The draft dodgers were not afraid of going to Vietnam. How could they have been? They had never been there—neither had I—and the networks’ sanitized two-dimensional black and white images of the war that flickered in our living rooms at six o’clock weekday evenings and narrated by the measured and mesmerizing voices of Walter Cronkite, Chet Huntley, and David Brinkley were seductive rather than repulsive to impressionable young boys—like the discount store toy aisle loaded with its farrago of plastic olive drab martial play things, cheesy icons of death and destruction—as were the braggadocio stories, an understandable defense mechanism, told by returning vets who were anything but terrified on the trip over in chartered DC-8s crammed with 250—one would have thought—partygoers. Paradoxically, the freedom bird home was as a tomb. In the meantime, we were no more like Billy Jack than, well, Billy Jack, nor did we evolve from an ability to jump up and kick your head off in a wink into a Rambo-type who could single-handedly take out, gorilla-style, a company of soldiers with a knife. We were hometown boys duped and dumped into a damn bad deal where fight or flight was our only chance. There was no time for parsing out morality—or honor. That job falls to Hollywood and The Hill.

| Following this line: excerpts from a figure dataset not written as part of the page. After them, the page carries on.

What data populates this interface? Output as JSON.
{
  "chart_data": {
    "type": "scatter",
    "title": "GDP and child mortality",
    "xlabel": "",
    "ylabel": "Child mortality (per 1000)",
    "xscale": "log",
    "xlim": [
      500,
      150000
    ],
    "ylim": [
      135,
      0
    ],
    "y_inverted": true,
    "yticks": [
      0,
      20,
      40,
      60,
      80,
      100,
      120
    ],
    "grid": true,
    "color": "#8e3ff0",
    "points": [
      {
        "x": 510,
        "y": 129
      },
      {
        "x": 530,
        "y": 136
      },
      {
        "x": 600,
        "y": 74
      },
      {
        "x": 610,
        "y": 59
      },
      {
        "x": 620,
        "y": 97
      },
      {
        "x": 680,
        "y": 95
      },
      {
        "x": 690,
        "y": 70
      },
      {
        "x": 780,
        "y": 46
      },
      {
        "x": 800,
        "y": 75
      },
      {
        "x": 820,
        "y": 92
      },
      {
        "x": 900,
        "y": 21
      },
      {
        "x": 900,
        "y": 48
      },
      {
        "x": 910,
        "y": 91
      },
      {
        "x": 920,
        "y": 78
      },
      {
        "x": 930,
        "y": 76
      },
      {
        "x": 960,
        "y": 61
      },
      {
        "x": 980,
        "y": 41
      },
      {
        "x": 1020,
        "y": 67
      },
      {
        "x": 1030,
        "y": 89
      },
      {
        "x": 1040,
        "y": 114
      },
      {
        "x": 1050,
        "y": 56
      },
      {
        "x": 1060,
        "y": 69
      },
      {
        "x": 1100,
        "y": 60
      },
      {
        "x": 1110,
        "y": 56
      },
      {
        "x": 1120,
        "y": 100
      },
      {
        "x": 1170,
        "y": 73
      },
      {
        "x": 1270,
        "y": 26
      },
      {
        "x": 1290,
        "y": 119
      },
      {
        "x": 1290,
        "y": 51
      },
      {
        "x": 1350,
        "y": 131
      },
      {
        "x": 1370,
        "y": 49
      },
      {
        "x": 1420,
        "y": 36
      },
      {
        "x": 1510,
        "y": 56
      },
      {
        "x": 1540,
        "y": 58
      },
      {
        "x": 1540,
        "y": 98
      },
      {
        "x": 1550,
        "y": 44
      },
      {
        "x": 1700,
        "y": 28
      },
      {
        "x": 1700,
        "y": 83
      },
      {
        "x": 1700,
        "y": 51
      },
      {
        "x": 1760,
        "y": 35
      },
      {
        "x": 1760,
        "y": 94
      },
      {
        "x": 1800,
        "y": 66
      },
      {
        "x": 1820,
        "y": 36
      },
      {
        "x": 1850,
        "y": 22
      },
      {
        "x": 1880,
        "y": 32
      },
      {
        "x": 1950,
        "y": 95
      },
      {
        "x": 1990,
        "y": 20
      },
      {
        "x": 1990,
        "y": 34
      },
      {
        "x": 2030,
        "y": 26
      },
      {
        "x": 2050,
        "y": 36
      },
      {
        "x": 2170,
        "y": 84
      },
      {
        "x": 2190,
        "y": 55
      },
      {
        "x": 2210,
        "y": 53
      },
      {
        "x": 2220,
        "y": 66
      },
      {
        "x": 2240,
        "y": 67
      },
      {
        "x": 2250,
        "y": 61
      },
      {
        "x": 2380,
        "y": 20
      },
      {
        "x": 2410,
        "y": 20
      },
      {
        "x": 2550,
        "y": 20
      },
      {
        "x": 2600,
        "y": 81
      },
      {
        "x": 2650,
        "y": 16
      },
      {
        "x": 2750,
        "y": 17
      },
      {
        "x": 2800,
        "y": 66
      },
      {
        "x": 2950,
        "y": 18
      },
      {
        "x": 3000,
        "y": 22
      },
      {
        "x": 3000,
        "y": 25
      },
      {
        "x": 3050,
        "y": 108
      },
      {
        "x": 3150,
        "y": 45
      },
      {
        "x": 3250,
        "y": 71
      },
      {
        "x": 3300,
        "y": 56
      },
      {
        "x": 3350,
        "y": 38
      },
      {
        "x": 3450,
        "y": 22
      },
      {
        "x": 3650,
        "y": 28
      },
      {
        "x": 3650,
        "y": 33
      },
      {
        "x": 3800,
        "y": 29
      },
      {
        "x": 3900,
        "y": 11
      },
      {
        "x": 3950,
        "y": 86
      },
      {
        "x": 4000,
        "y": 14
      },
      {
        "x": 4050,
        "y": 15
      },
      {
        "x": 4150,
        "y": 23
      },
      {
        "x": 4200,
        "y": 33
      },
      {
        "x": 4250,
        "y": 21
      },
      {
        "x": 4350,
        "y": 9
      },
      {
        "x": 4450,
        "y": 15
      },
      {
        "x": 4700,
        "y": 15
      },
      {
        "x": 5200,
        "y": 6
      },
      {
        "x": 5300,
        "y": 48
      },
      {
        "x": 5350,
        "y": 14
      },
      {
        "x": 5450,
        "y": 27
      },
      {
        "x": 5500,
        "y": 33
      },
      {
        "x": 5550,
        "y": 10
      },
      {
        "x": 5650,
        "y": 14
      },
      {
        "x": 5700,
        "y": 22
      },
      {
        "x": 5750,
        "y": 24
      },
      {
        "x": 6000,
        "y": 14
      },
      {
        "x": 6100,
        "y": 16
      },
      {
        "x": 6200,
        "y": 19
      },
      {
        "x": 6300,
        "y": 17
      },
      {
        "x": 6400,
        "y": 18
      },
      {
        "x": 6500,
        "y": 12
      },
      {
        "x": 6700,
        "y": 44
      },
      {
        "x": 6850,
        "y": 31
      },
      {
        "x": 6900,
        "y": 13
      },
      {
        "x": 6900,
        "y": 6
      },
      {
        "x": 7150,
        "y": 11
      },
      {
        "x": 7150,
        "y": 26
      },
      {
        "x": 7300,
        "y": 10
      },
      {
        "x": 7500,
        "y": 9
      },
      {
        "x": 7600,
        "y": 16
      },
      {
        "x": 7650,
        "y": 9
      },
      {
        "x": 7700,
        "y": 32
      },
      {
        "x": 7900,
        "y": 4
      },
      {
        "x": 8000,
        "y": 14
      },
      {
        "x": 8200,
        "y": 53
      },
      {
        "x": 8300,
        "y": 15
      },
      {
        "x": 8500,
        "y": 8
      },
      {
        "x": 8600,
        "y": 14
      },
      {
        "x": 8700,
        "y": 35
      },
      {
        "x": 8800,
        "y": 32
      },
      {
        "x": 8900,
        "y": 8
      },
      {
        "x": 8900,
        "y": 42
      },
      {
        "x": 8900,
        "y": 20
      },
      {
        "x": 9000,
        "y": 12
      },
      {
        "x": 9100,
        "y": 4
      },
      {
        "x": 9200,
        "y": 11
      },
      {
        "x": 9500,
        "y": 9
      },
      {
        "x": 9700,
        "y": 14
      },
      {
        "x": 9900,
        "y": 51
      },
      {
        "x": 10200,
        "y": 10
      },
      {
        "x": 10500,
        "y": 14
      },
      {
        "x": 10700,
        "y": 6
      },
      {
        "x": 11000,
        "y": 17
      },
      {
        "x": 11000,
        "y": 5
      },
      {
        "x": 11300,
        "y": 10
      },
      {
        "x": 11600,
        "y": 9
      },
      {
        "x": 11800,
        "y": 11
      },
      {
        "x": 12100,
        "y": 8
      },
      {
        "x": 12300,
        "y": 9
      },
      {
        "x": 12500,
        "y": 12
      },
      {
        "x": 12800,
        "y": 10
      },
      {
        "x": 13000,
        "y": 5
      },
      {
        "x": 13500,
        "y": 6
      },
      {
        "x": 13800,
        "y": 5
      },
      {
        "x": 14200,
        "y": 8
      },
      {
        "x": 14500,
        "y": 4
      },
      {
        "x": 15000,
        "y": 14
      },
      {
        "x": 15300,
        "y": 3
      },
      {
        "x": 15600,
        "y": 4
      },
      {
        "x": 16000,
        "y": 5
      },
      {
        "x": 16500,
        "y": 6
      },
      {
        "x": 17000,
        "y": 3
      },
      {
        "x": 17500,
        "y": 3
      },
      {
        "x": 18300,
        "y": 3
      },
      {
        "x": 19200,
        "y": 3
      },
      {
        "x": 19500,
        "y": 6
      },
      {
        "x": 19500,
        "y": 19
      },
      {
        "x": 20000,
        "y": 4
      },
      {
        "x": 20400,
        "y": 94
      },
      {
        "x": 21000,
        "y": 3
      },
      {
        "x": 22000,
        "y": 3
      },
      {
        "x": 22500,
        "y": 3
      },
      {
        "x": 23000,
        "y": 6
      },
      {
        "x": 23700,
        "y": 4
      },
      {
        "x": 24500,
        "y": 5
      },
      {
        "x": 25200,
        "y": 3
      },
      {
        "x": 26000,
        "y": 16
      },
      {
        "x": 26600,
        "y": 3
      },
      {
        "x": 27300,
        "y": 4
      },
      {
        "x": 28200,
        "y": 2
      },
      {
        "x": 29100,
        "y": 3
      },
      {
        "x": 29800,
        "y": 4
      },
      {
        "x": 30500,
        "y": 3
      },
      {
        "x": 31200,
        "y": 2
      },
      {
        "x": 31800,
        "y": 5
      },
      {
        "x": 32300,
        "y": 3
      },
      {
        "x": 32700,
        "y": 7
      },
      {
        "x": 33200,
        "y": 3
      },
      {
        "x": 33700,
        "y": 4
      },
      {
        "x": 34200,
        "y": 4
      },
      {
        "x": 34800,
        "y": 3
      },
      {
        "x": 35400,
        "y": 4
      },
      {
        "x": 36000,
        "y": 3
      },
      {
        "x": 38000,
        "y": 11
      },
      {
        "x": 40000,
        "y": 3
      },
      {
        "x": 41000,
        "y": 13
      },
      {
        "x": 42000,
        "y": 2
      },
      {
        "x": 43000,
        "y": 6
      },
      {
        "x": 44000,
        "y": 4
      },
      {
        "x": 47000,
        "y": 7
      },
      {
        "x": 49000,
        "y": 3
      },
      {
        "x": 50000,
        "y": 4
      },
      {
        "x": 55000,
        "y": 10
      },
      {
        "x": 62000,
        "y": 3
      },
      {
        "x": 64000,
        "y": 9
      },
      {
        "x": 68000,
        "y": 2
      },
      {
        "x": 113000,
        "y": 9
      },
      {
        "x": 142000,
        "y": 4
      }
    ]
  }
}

Conclusively, the draft dodgers must have been brave boys, boys with solid conviction, who were no doubt dead afraid, who got the boo and sting when the edges of their draft card turned black, curled, and burst into flames, or at the very moment they crossed the border into Canada where, although they knew they could get a hot dog or slice of apple pie or watch a baseball game, they could never return to America and frolic with their families and friends. I can’t imagine it. Choice or not, that’s death!—not the mythical one way boat ride with Charon across Acheron. As one draft dodger put it who stayed put in Canada even after amnesty: “I speculate often on my Americanness. Even though I bitterly reject its politics, when I travel down south of the 49, I'm like a salmon. I know I'm in home water; I can taste it, feel it and smell it [. . .].”

And it was precisely the fear of familiar and familial death that kept us hopeful in Vietnam—perhaps alive— rather than that darky death from which no one has returned, although too many people confuse that death with the heaven and hell scam and live lives in pathological fear mitigated by proselytizing but mostly by the joy of shaking the dust off their self-anointed feet when others don’t buy. The draft dodgers weren’t buying the Uncle Sam scam (substitute heaven and hell with give me liberty or give me death) heavily backed by those of us who also chose, drafted or not, and faithfully fell into ranks behind that avuncular jingoist and marched off, leaving the draft dodgers under the shade of maple leaves in an exacted shame. Of course we weren’t afraid either. Until our boo and sting moments came under the dripping dark of triple canopy jungle—with an exacted shame all its own.